Today I did my civic duty and voted. I worried that if I did not cast my secret ballot, Arnold would personally come to my home and governate me. I had just seen him in “Commando” only a week before and had no interest in being governated. (Is it wonderful or bizarre to be able to see your governor fighting aliens, being aliens, being pregnant… on television while he is in office?) When I walked into the polling area I danced a jig of joy as the old cardboard seclusion booths had been replaced by new fancy schmancy electronic dealy-bobs.

With extreme confidence I stroll up to the volunteers (with my hideous Robespierre mustache (more to come as to why I has dawned such facial hair)) and declared my name. I signed at the line and was then re-directed to a second station where life was all electronics and wires and not just pen and paper.

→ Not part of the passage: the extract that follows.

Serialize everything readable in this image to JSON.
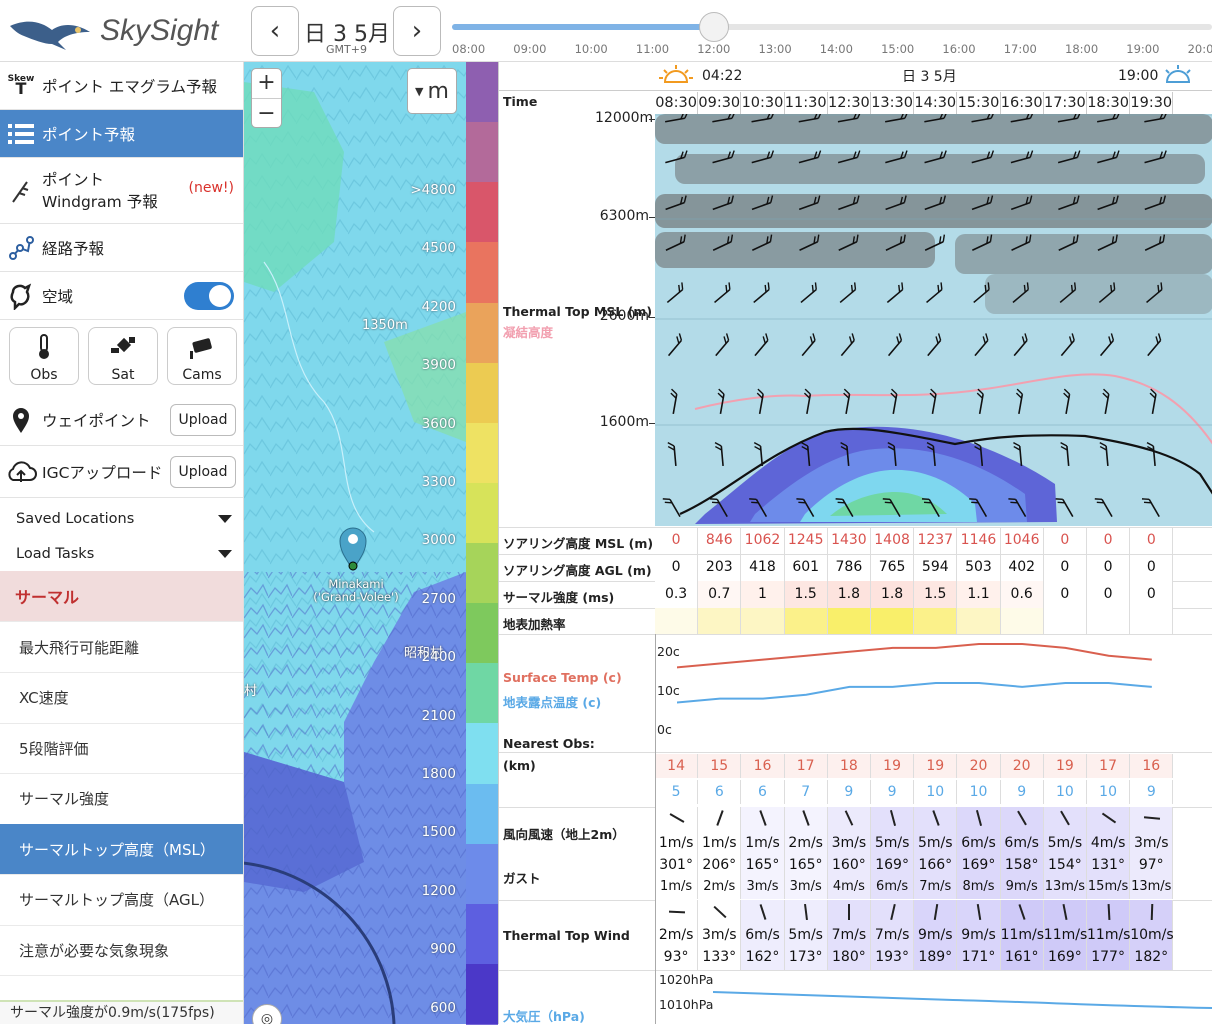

This second lady typed in some info on her machine and this machine spit out an “access code” for me. In my head I am fairly confident that the access code tells the voting machine where I live and what party I am affiliated to so it knows the proper national and municipal questions to ask me. However, in my heart I am convinced this is some sort of fascist conspiracy designed to track all voters so that evil regimes may ensure their electoral supremacy…men in full riot gear and night-vision goggles descending onto my roof to snuff me and my non-conforming vote…you know the feeling.

My cat like curiosity to try the new voting machines trumps my conspiracy fears and I make my way into the futuristic booth that is built for people vastly shorter than me. (Now I am sure that the government has a secret program to weed out tall people and preparations are already underway.) The voting machine looked like a giant PDA, like a PlaySchool My First PDA. It had four buttons: Last, Next, Enter and Cast Vote, and a scrolling toggle. The Cast Vote button was the only button in red to let the voter know “DANGER! DANGER! DANGER!” Once you hit that button it is all over. There is a little president in all of us just dying to press The Button.

I had a moment of panic after I finished the first page of questions. For whatever reason, I could not figure out how to get to the next page. I realize now that the “Next” button was the obvious choice, but my head was already filled with conspiracy theories and classic lines from Schwarzenegger movies. But in that moment of panic, all I could think was, “How embarrassing!!! Multimedia and User Interfaces are my business and I can’t figure out how to move on! The old lady next to me who can’t use email is cruising through this. OH, for shame!” But then I saw the Next button and all was calm once again.